Em outras palavras, uma ‘tempestade perfeita’ sobre as ONGs: aumento da demanda frente a queda na disponibilidade de recursos.

Os dados deste Estudo combinados com nossa atuação direta no setor nos permite propor, pelo menos, três questões importantes na tentativa de fortalecermos este debate sobre a destinação destes recursos advindos deste recorde de doações:

a.     Estes recursos estariam, em grande parte, sendo destinados para cobrir os ‘furos’ de políticas públicas subfinanciadas? Com destaque para as áreas da saúde (SUS), assistência social e educação. Passada a pandemia, estas políticas seguirão subfinanciadas? Não seria necessário, portanto, rediscutir essa questão?

b.     Estes recursos têm chegado em organizações sociais menores, menos conhecidas e de todas as regiões e rincões deste país? Ou grande fatia destes recursos segue chegando a ONGs maiores e mais conhecidas?

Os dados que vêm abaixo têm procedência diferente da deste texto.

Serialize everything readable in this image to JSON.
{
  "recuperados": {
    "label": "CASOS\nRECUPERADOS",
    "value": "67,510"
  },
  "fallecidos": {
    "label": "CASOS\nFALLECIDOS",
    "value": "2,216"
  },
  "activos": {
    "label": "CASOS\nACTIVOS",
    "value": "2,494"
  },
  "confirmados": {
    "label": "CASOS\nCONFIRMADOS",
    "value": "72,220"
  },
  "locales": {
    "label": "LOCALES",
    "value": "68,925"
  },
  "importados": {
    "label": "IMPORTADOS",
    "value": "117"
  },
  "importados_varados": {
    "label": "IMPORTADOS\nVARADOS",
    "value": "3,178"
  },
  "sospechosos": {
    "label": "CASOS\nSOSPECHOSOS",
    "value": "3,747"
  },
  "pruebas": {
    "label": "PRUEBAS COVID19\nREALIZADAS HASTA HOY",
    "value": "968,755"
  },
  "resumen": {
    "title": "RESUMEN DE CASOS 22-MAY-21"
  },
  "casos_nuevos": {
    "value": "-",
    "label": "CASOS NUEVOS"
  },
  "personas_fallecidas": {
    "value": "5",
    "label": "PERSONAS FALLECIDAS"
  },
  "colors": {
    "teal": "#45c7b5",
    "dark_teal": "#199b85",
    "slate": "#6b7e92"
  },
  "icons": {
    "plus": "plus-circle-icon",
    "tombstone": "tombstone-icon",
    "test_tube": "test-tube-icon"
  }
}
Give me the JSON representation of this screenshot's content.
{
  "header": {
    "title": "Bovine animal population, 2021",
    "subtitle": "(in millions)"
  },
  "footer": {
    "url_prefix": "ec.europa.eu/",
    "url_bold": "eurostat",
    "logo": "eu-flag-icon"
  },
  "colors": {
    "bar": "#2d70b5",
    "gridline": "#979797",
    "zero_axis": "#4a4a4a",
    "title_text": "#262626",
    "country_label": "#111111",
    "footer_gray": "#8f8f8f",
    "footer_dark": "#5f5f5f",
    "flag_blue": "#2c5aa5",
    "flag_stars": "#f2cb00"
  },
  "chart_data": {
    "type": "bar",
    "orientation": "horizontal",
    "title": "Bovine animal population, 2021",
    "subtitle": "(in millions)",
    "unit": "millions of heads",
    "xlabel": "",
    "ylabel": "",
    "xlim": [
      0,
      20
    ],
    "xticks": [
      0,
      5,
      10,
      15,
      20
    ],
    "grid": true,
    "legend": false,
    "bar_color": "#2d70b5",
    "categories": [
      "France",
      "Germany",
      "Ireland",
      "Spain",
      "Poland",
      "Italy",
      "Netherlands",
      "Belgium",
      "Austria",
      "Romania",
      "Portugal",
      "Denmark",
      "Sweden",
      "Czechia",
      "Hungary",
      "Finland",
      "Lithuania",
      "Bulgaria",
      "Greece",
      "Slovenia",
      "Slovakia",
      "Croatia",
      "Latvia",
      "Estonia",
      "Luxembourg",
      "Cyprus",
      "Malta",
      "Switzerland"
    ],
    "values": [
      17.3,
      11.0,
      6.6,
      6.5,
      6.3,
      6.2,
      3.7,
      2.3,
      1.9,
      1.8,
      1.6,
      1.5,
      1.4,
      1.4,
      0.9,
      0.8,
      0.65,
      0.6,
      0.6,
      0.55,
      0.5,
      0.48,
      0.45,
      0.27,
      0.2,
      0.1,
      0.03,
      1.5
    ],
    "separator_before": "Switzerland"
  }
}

c.      Estes recursos têm sido também direcionados para ajudar a cobrir custos fixos e institucionais destas organizações? Ou apenas para a compra de donativos, cestas básicas e insumos? Passada a pandemia, estas organizações sociais que atuam/atuaram na intermediação destes donativos estarão fortalecidas ou enfraquecidas? Conseguirão manter suas equipes, espaços físicos, estruturas?

Não é hora de ‘jogar a água do banho com a criança’, pois há boas apostas e bons desafios pela frente a partir desta onda solidária que estamos vivendo em nosso país. Continua me preocupando o descompasso entre a oferta e a demanda deste fluxo de doações, e também sobre boa parte dela estar sendo destinada a ‘tapar furos’ de políticas públicas subfinanciadas. Convém frisar ainda que pode haver doações ‘cortinas de fumaça’ na tentativa de marcas e empresas forjar relevância para a sociedade, algo meio em alta em tempos de pandemia.

Finalmente, se há um ponto com o qual todos concordamos é que a pandemia parece ter tornado diversas questões mais evidentes, dentre elas nossa cruel desigualdade social. Fica a reflexão se o recorde de doações poderá contribuir para enfrentar esse quadro de forma estruturante, ou apenas amenizar seus graves sintomas. Olhando até aqui, tendo a considerar a segunda opção, infelizmente. A conferir.